Минут через пять он возвратился.
— Дом окружен! Терцев арестован!
— Значит, полный провал… — скрипнул зубами Чепурной. — Вот что: дуй со всех ног к Кумскову. Может, успеешь…
— Я должен оповестить свою сотню, — возразил гимназист.
— На кой черт сдались твои сопляки! Делай, что говорят!
— Хорошо, хорошо, — забормотал Фатьянов и выбежал за калитку.
Подождав, пока затихнут шаги, Чепурной осторожно выглянул на улицу. Убедившись, что она пуста, поднял воротник и, прижимаясь к стенам домов, быстро зашагал прочь.
Старший следователь губчека Запольский восстанавливал каждый шаг заговорщиков, их связи, планы и практические дела. Это было нелегко: по делу контрреволюционной организации арестовано свыше трехсот человек.
Одни из них лгали, изворачивались, пускались на всевозможные хитрости и всячески тормозили следствие. Другие с готовностью раскрывали рот и несли такую околесицу, которой свет не видел.

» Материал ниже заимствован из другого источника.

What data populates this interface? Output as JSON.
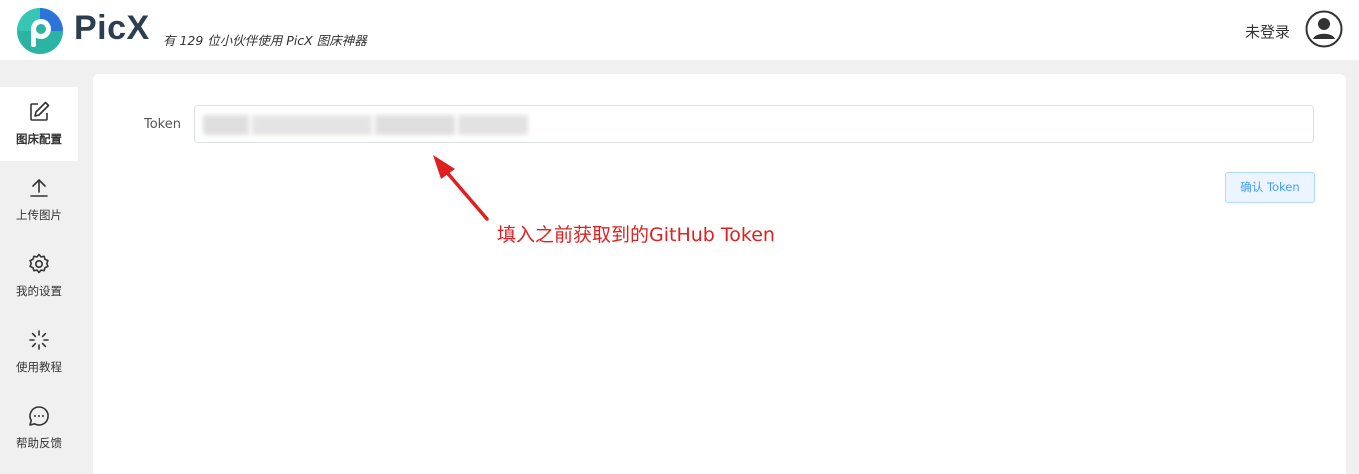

Уже утром 19 марта сотни родственников, знакомых, сослуживцев арестованных стали бомбить губчека жалобами, просьбами, заявлениями и петициями.
«Просим освободить ветфельдшера Мешкова, арестованного по недоразумению», — требовал земотдел.

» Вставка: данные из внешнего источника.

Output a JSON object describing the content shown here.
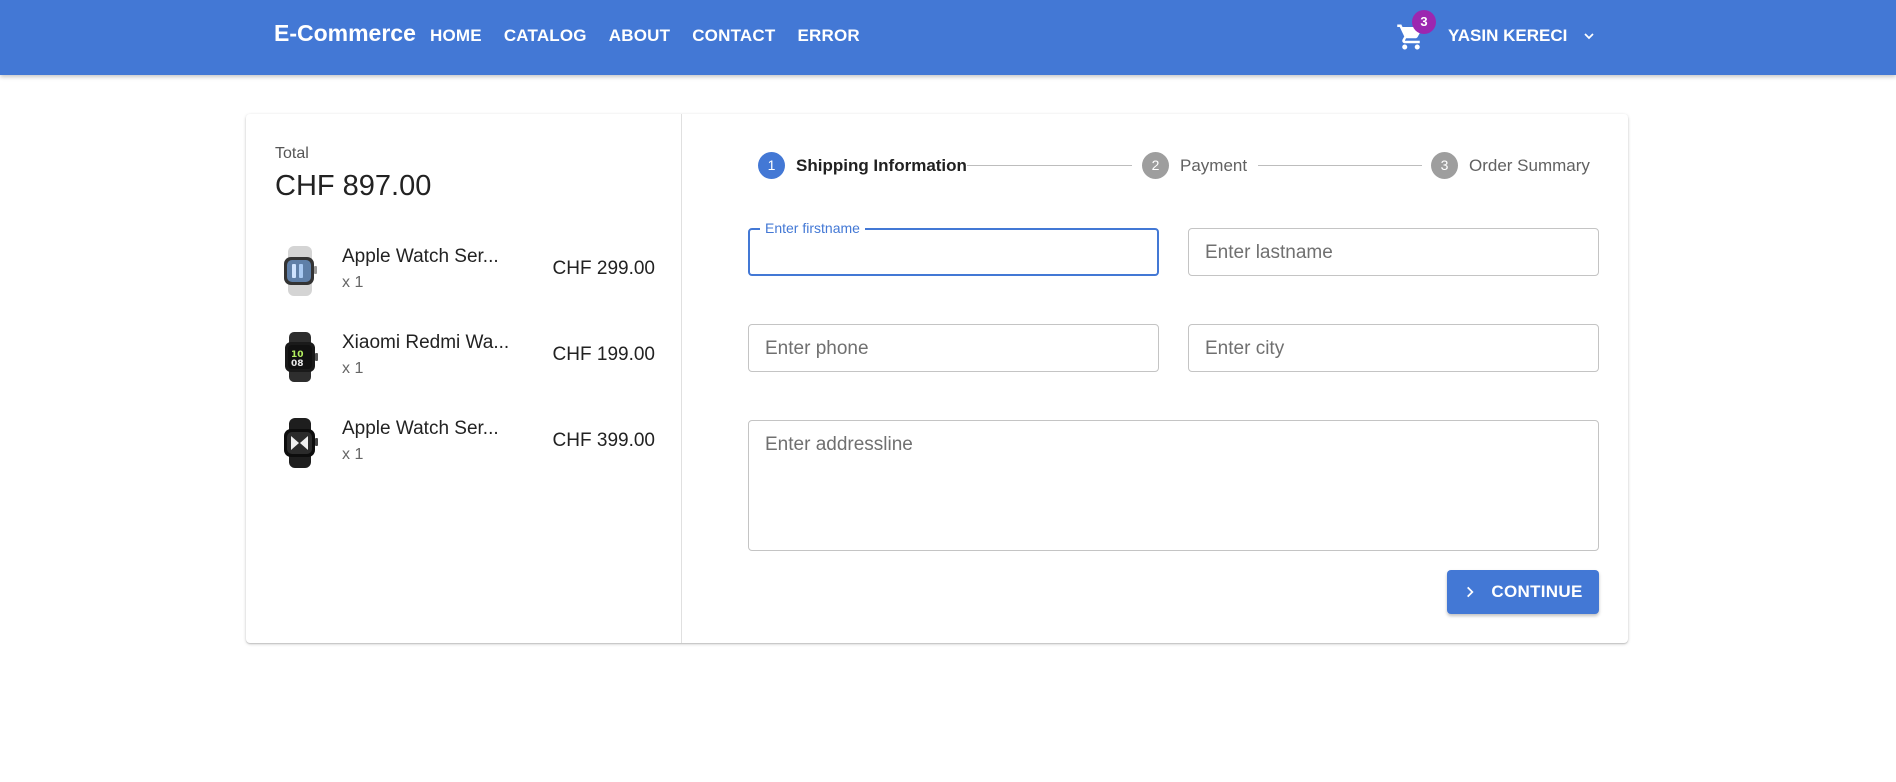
{
  "header": {
    "brand": "E-Commerce",
    "nav": [
      "HOME",
      "CATALOG",
      "ABOUT",
      "CONTACT",
      "ERROR"
    ],
    "cart_count": "3",
    "user_name": "YASIN KERECI",
    "bar_color": "#4378d5"
  },
  "summary": {
    "total_label": "Total",
    "total_value": "CHF 897.00",
    "items": [
      {
        "name": "Apple Watch Ser...",
        "qty": "x 1",
        "price": "CHF 299.00",
        "icon": "watch-silver"
      },
      {
        "name": "Xiaomi Redmi Wa...",
        "qty": "x 1",
        "price": "CHF 199.00",
        "icon": "watch-black"
      },
      {
        "name": "Apple Watch Ser...",
        "qty": "x 1",
        "price": "CHF 399.00",
        "icon": "watch-black-white"
      }
    ]
  },
  "stepper": {
    "steps": [
      {
        "num": "1",
        "label": "Shipping Information",
        "active": true
      },
      {
        "num": "2",
        "label": "Payment",
        "active": false
      },
      {
        "num": "3",
        "label": "Order Summary",
        "active": false
      }
    ],
    "active_color": "#4378d5",
    "inactive_color": "#9e9e9e"
  },
  "form": {
    "firstname_label": "Enter firstname",
    "firstname_value": "",
    "lastname_placeholder": "Enter lastname",
    "phone_placeholder": "Enter phone",
    "city_placeholder": "Enter city",
    "address_placeholder": "Enter addressline",
    "continue_label": "CONTINUE"
  }
}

«По возможности ускорьте рассмотрение вопроса о служащем наробраза Яковлеве, ввиду острой нехватки кадров».
«Мы, нижеподписавшиеся, заявляем, что гражданин Мелихов честно служил Советской власти и арестован случайно».

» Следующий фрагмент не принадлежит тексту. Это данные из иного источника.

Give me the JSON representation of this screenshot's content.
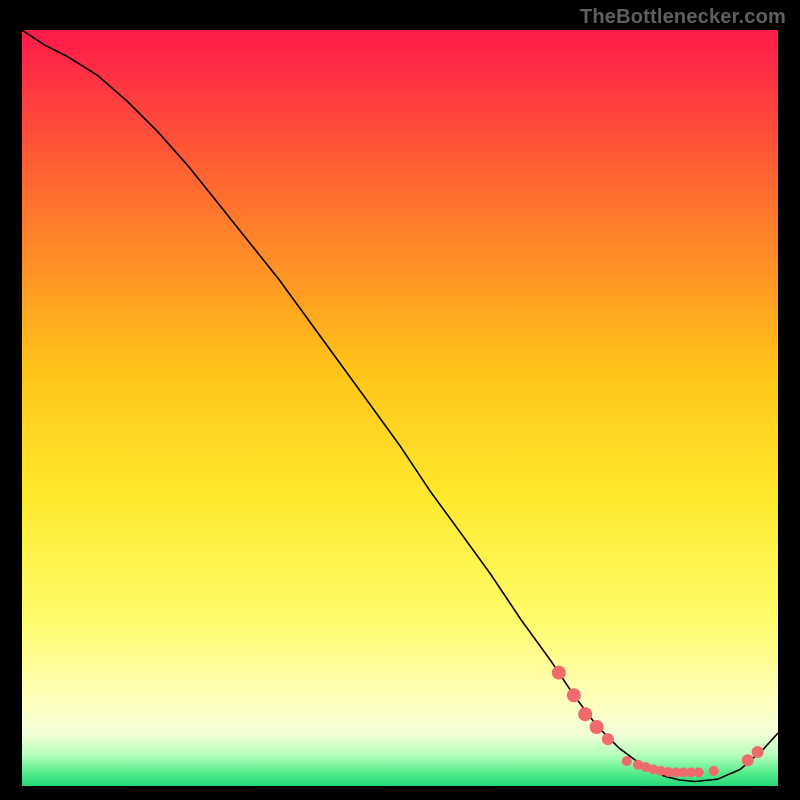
{
  "attribution": "TheBottlenecker.com",
  "chart_data": {
    "type": "line",
    "title": "",
    "xlabel": "",
    "ylabel": "",
    "xlim": [
      0,
      100
    ],
    "ylim": [
      0,
      100
    ],
    "background_gradient": {
      "top": "#ff1a4a",
      "mid1": "#ffb300",
      "mid2": "#ffe000",
      "mid3": "#ffff66",
      "mid4": "#ffffaa",
      "mid5": "#d6ffcc",
      "bottom": "#22d877"
    },
    "series": [
      {
        "name": "curve",
        "x": [
          0,
          3,
          6,
          10,
          14,
          18,
          22,
          26,
          30,
          34,
          38,
          42,
          46,
          50,
          54,
          58,
          62,
          66,
          70,
          73,
          76,
          79,
          81,
          83,
          85,
          87,
          89,
          92,
          95,
          98,
          100
        ],
        "y": [
          100,
          98,
          96.5,
          94,
          90.5,
          86.5,
          82,
          77,
          72,
          67,
          61.5,
          56,
          50.5,
          45,
          39,
          33.5,
          28,
          22,
          16.5,
          12,
          8,
          5,
          3.5,
          2.2,
          1.3,
          0.8,
          0.6,
          0.9,
          2.2,
          4.8,
          7
        ]
      }
    ],
    "markers": [
      {
        "x": 71,
        "y": 15,
        "r": 7
      },
      {
        "x": 73,
        "y": 12,
        "r": 7
      },
      {
        "x": 74.5,
        "y": 9.5,
        "r": 7
      },
      {
        "x": 76,
        "y": 7.8,
        "r": 7
      },
      {
        "x": 77.5,
        "y": 6.2,
        "r": 6
      },
      {
        "x": 80,
        "y": 3.3,
        "r": 5
      },
      {
        "x": 81.5,
        "y": 2.8,
        "r": 5
      },
      {
        "x": 82.5,
        "y": 2.5,
        "r": 5
      },
      {
        "x": 83.5,
        "y": 2.2,
        "r": 5
      },
      {
        "x": 84.5,
        "y": 2.0,
        "r": 5
      },
      {
        "x": 85.5,
        "y": 1.85,
        "r": 5
      },
      {
        "x": 86.5,
        "y": 1.8,
        "r": 5
      },
      {
        "x": 87.5,
        "y": 1.8,
        "r": 5
      },
      {
        "x": 88.5,
        "y": 1.8,
        "r": 5
      },
      {
        "x": 89.5,
        "y": 1.8,
        "r": 5
      },
      {
        "x": 91.5,
        "y": 2.0,
        "r": 5
      },
      {
        "x": 96,
        "y": 3.4,
        "r": 6
      },
      {
        "x": 97.3,
        "y": 4.5,
        "r": 6
      }
    ]
  }
}
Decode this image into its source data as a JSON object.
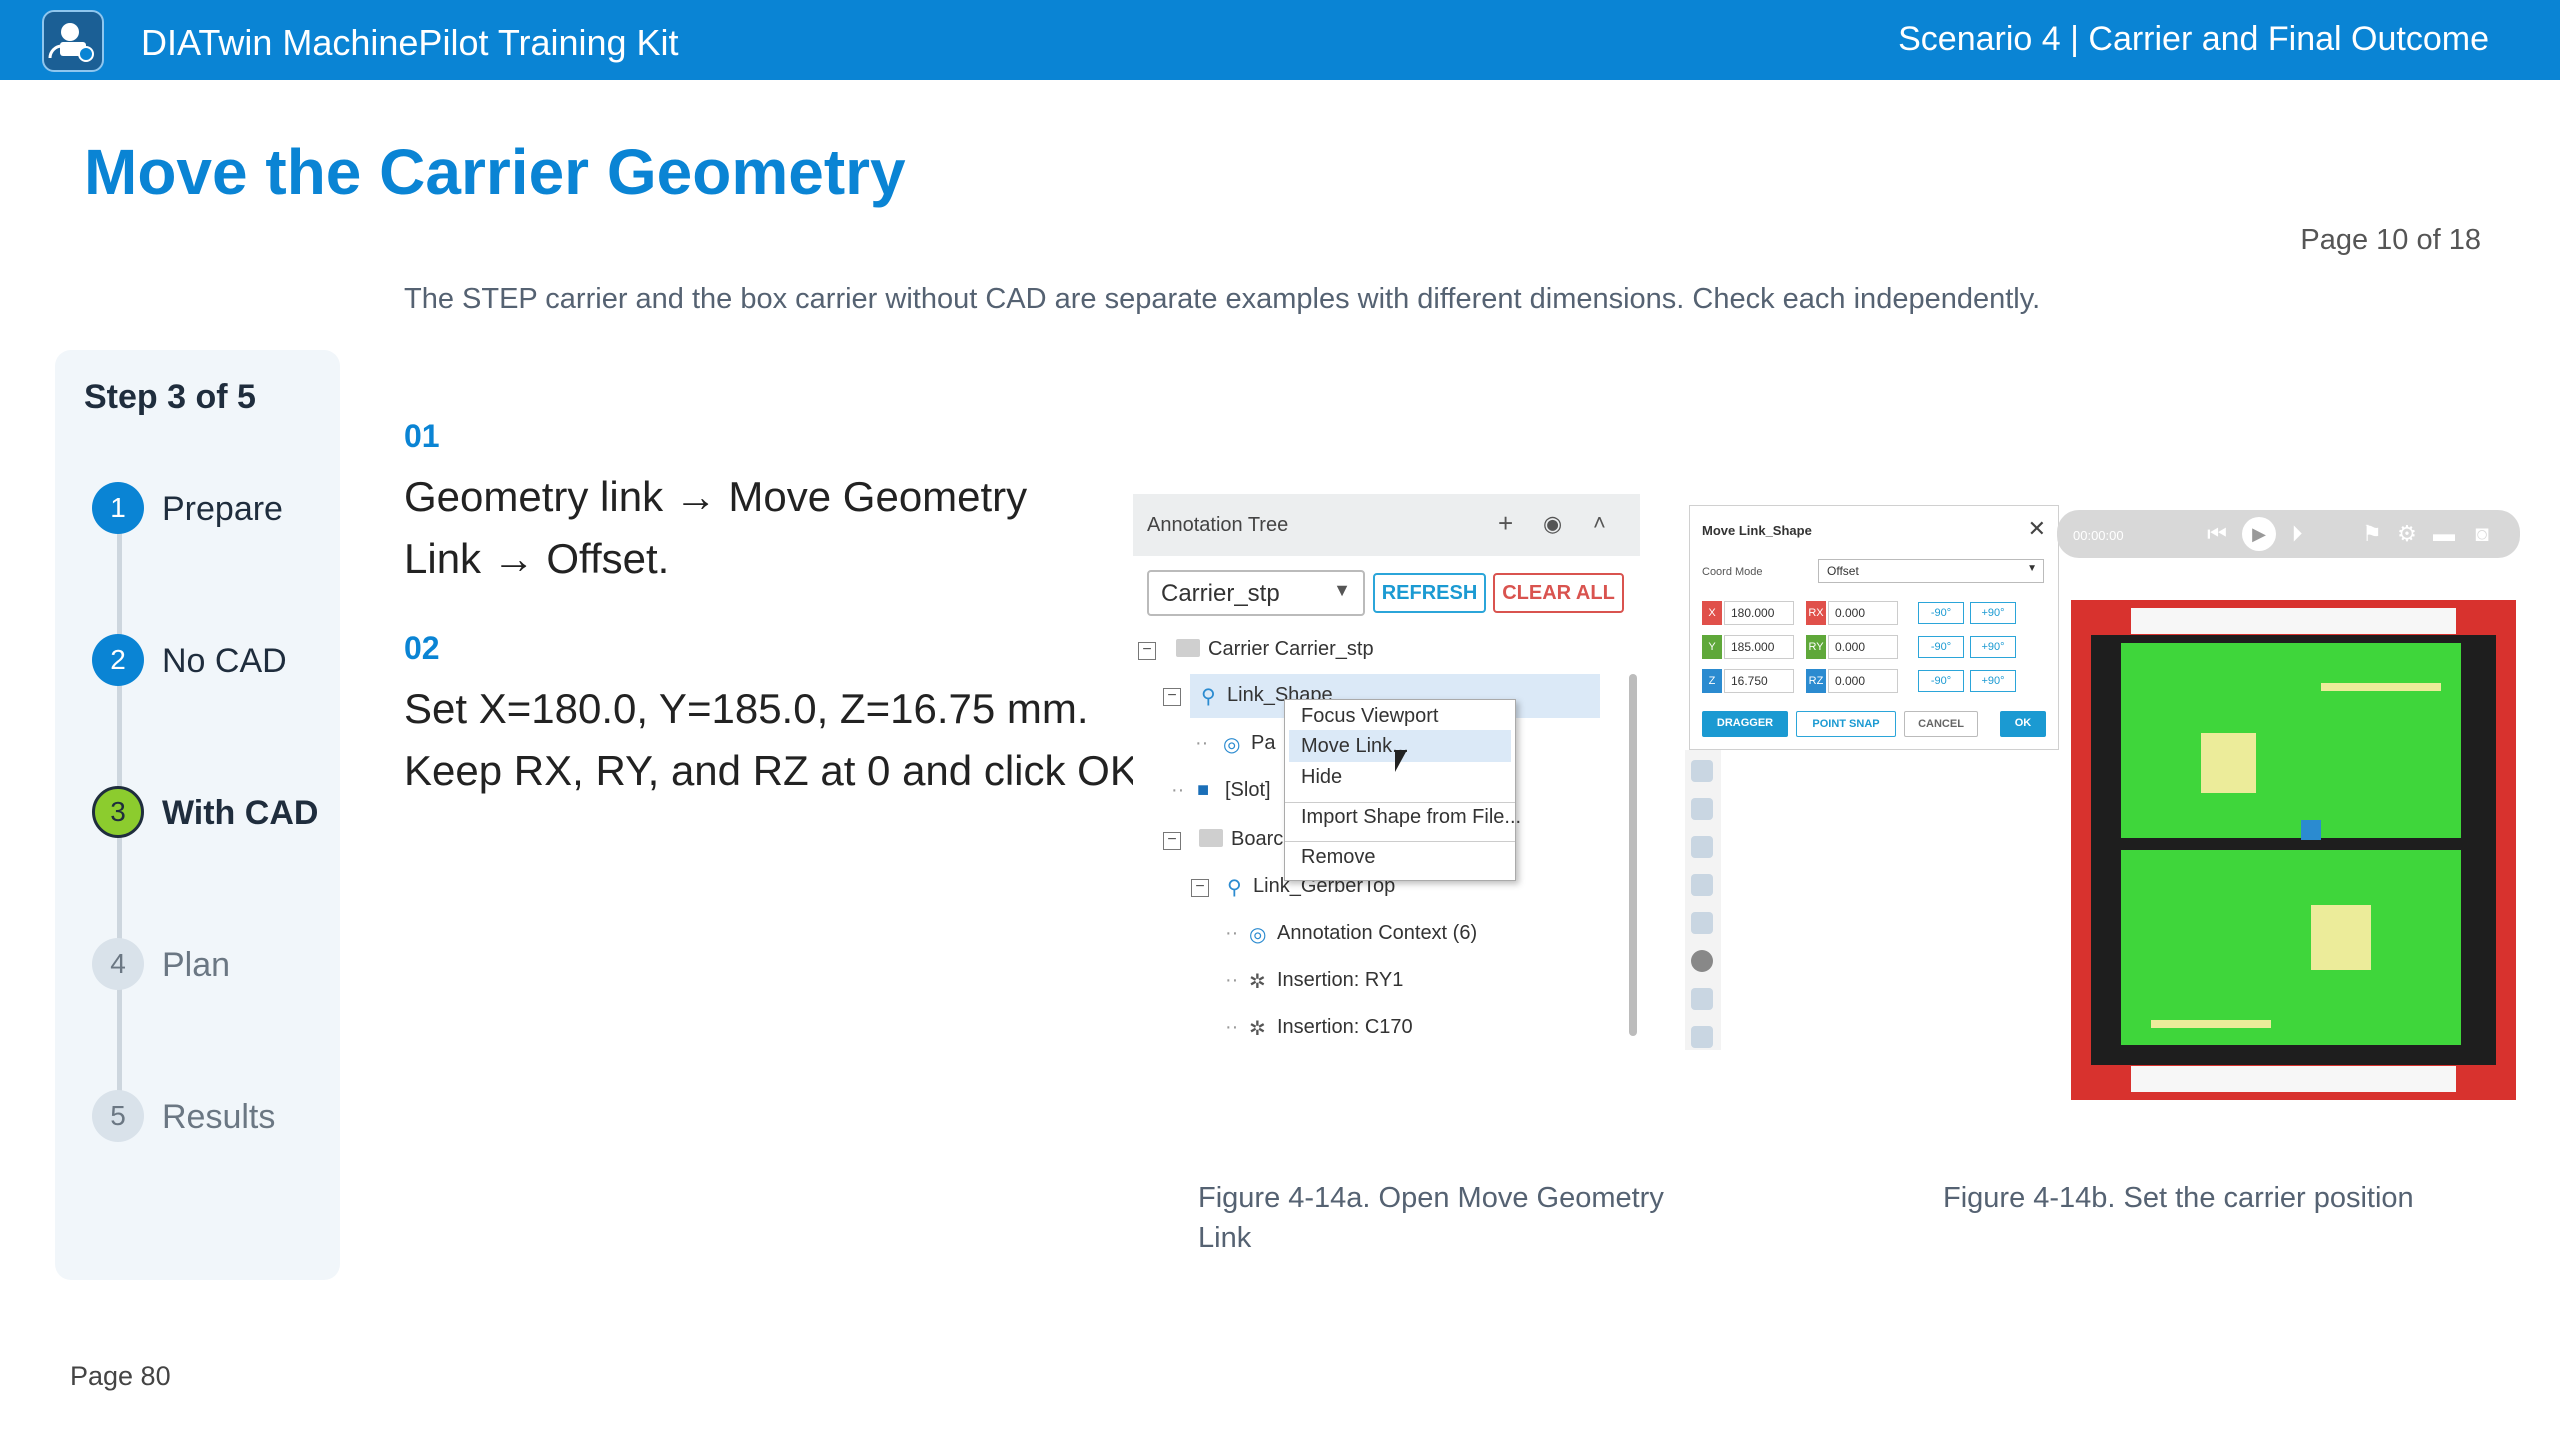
{
  "header": {
    "app_title": "DIATwin MachinePilot Training Kit",
    "scenario": "Scenario 4 | Carrier and Final Outcome"
  },
  "page": {
    "title": "Move the Carrier Geometry",
    "page_count": "Page 10 of 18",
    "note": "The STEP carrier and the box carrier without CAD are separate examples with different dimensions. Check each independently.",
    "footer": "Page 80"
  },
  "stepper": {
    "heading": "Step 3 of 5",
    "steps": [
      {
        "num": "1",
        "label": "Prepare",
        "state": "done"
      },
      {
        "num": "2",
        "label": "No CAD",
        "state": "done"
      },
      {
        "num": "3",
        "label": "With CAD",
        "state": "current"
      },
      {
        "num": "4",
        "label": "Plan",
        "state": "todo"
      },
      {
        "num": "5",
        "label": "Results",
        "state": "todo"
      }
    ]
  },
  "instructions": [
    {
      "num": "01",
      "line1": "Geometry link → Move Geometry",
      "line2": "Link → Offset."
    },
    {
      "num": "02",
      "line1": "Set X=180.0, Y=185.0, Z=16.75 mm.",
      "line2": "Keep RX, RY, and RZ at 0 and click OK."
    }
  ],
  "figure_a": {
    "panel_title": "Annotation Tree",
    "dropdown_value": "Carrier_stp",
    "refresh_label": "REFRESH",
    "clear_all_label": "CLEAR ALL",
    "tree": {
      "carrier": "Carrier  Carrier_stp",
      "link_shape": "Link_Shape",
      "pa": "Pa",
      "slot": "[Slot]",
      "board": "Boarc",
      "link_gerber": "Link_GerberTop",
      "annotation_context": "Annotation Context (6)",
      "insertion_ry1": "Insertion: RY1",
      "insertion_c170": "Insertion: C170"
    },
    "context_menu": [
      "Focus Viewport",
      "Move Link...",
      "Hide",
      "Import Shape from File...",
      "Remove"
    ],
    "caption_line1": "Figure 4-14a. Open Move Geometry",
    "caption_line2": "Link"
  },
  "figure_b": {
    "dialog_title": "Move Link_Shape",
    "coord_mode_label": "Coord Mode",
    "coord_mode_value": "Offset",
    "x": "180.000",
    "y": "185.000",
    "z": "16.750",
    "rx": "0.000",
    "ry": "0.000",
    "rz": "0.000",
    "tag_x": "X",
    "tag_y": "Y",
    "tag_z": "Z",
    "tag_rx": "RX",
    "tag_ry": "RY",
    "tag_rz": "RZ",
    "minus90": "-90°",
    "plus90": "+90°",
    "dragger_label": "DRAGGER",
    "point_snap_label": "POINT SNAP",
    "cancel_label": "CANCEL",
    "ok_label": "OK",
    "player_time": "00:00:00",
    "caption": "Figure 4-14b. Set the carrier position"
  }
}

«Крестовоздвиженская община ст. Кисловодской ввиду острой нужды в псаломщике при станичной церкви просит Пятигорскую чеку как можно скорее разобрать дело Алексея Щербакова и, если возможно, освободить его для несения своих обязанностей при церкви», — просили настоятель храмов и священник.
И много других — срочных, требовательных заявлений…
По крупице, шаг за шагом, следователи восстанавливали истину, отметали лишнее, наносное.
— Гражданин Ищенко, что связывает вас с Зуйко? — настойчиво выясняла следователь Соколова у мужчины, задержанного во дворе Кордубайловой.
— Не знаю никакого Зуйко! Что вы мне шьете, гражданин следователь? — возмущался упитанный хозяин шашлычной на Базарной площади.
— Каким же образом вы оказались во дворе? — спросил Запольский. Он в этой же комнате просматривал протоколы предыдущих допросов.
— Я зашел туда совершенно случайно! На одну минутку!
— Должна предупредить вас, что за дачу ложных показаний вы будете нести ответственность, — напомнила ему Соколова.
— Бог ты мой! — изумился Ищенко. — С какой стати я буду обманывать нашу чеку! Я не настолько глуп!
— Тогда почему же вы были арестованы во дворе Зуйко, да еще в ночное время? — настаивала следователь.
— Тут есть некоторые тонкости, — смутился хозяин шашлычной.
— Вот и расскажите нам о них, — предложил, ему Запольский.
— Гражданин начальник, — взмолился вспотевший задержанный. — вы толкаете меня на неприличные признания. Пощадите мое самолюбие! Наконец, здесь присутствует женщина…
— Не ломайте комедию, гражданин Ищенко! — потребовала Соколова. — Отвечайте следователю, как вы попали ночью во двор Зуйко?
— Ну хорошо, хорошо, я расскажу. Только не говорите, ради бога, жене. У меня дети… Бог ты мой! Срам-то какой!